Più della metà dei migranti in Italia sono donne: parliamo di circa 2,6 milioni, ovvero il 51,8% di tutta la popolazione straniera residente. Questo dato risulta possibile perché negli anni si è sviluppata una migrazione più marcatamente femminile dalle nazioni dell’Europa orientale (Romania, Ucraina, Bielorussia) e da quelle del Sud Est asiatico (Filippine, Thailandia). Pur rappresentando l’8,5% delle donne che soggiornano in Italia, vengono trattate come una minoranza e subiscono il peso di discriminazioni e stereotipi sia di genere che sociali.
Sulle spalle dei/delle migranti c’è il desiderio di ricominciare a vivere dopo essere finalmente fuggiti da un sistema politico e sociale soffocante e pericoloso e/o da situazioni economiche disagianti, che non permettono una dignitosa qualità di vita. Oltrepassato il confine i loro sogni devono ridimensionarsi perché ad attenderle c’è un clima a loro non sempre favorevole. La situazione occupazionale delle donne migranti è, infatti, complessa: costituiscono il 16% di tutte le disoccupate residenti in Italia e, se complessivamente il tasso di disoccupazione è più alto rispetto a quello degli uomini (15,2% contro l’11,4%), a fare sensibilmente la differenza è soprattutto il tasso di inattività tra le migranti (che riguarda coloro che non hanno un impiego e che non sono alla ricerca di lavoro).

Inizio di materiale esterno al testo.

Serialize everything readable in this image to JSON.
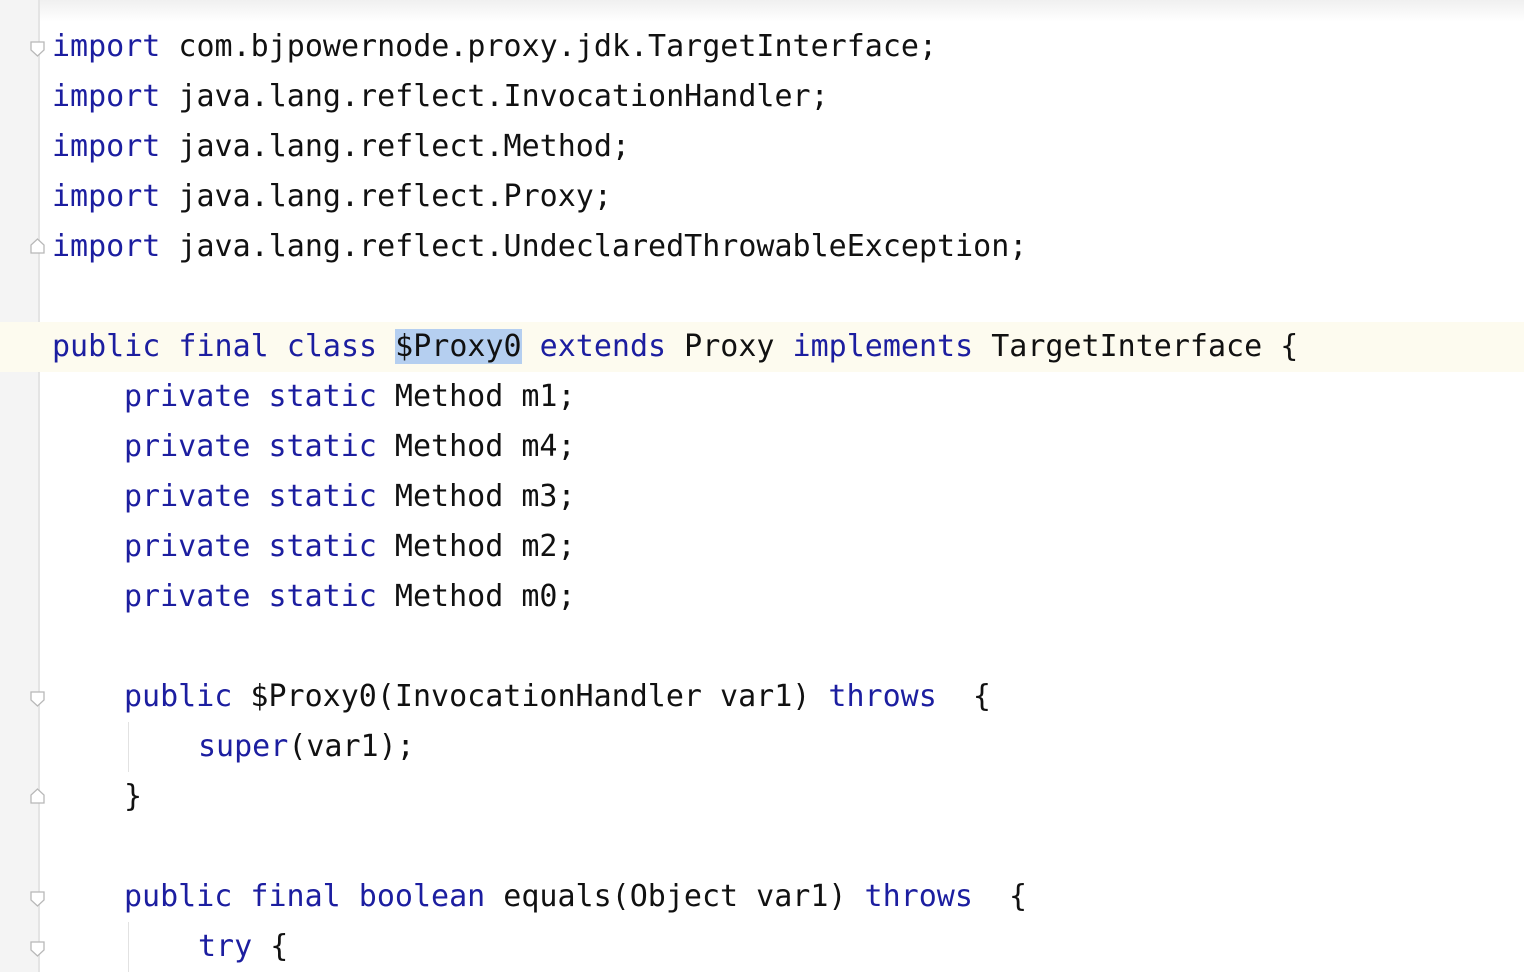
{
  "editor": {
    "colors": {
      "keyword": "#1c1ea0",
      "text": "#111111",
      "selection": "#b5cff0",
      "caret_row": "#fdfbef",
      "gutter": "#f4f4f4"
    },
    "lines": {
      "l1": {
        "k1": "import",
        "t1": " com.bjpowernode.proxy.jdk.TargetInterface;"
      },
      "l2": {
        "k1": "import",
        "t1": " java.lang.reflect.InvocationHandler;"
      },
      "l3": {
        "k1": "import",
        "t1": " java.lang.reflect.Method;"
      },
      "l4": {
        "k1": "import",
        "t1": " java.lang.reflect.Proxy;"
      },
      "l5": {
        "k1": "import",
        "t1": " java.lang.reflect.UndeclaredThrowableException;"
      },
      "l7": {
        "k1": "public final class",
        "sel": "$Proxy0",
        "k2": "extends",
        "t1": " Proxy ",
        "k3": "implements",
        "t2": " TargetInterface {"
      },
      "l8": {
        "k1": "private static",
        "t1": " Method m1;"
      },
      "l9": {
        "k1": "private static",
        "t1": " Method m4;"
      },
      "l10": {
        "k1": "private static",
        "t1": " Method m3;"
      },
      "l11": {
        "k1": "private static",
        "t1": " Method m2;"
      },
      "l12": {
        "k1": "private static",
        "t1": " Method m0;"
      },
      "l14": {
        "k1": "public",
        "t1": " $Proxy0(InvocationHandler var1) ",
        "k2": "throws",
        "t2": "  {"
      },
      "l15": {
        "k1": "super",
        "t1": "(var1);"
      },
      "l16": {
        "t1": "}"
      },
      "l18": {
        "k1": "public final boolean",
        "t1": " equals(Object var1) ",
        "k2": "throws",
        "t2": "  {"
      },
      "l19": {
        "k1": "try",
        "t1": " {"
      }
    },
    "gutter_icons": [
      "fold-open-icon",
      "fold-close-icon",
      "fold-open-icon",
      "fold-close-icon",
      "fold-open-icon",
      "fold-open-icon"
    ]
  }
}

Ricercare le motivazioni di questo dato ci catapulta in un universo di orrori. Il più delle volte le donne che arrivano in Italia per ricongiungimento familiare o per lavoro sono vittime di atroci violenze nel paese di origine (MGF, stupri e matrimoni forzati, violenza domestica, stupri di guerra), nel percorso migratorio (stupri e sfruttamento sessuale) e nel nostro paese (violenza domestica, acidificazione, sfruttamento della prostituzione, sfruttamento lavorativo e riduzione in schiavitù). Sono soggetti fragili che hanno bisogno di essere accompagnate in un lungo percorso che presuppone la ricostruzione di un’identità psicofisica. Ma il cammino continua ad essere intervallato da ostacoli che investono diversi ambiti: sanitario, burocratico, sociale, lavorativo, genitoriale.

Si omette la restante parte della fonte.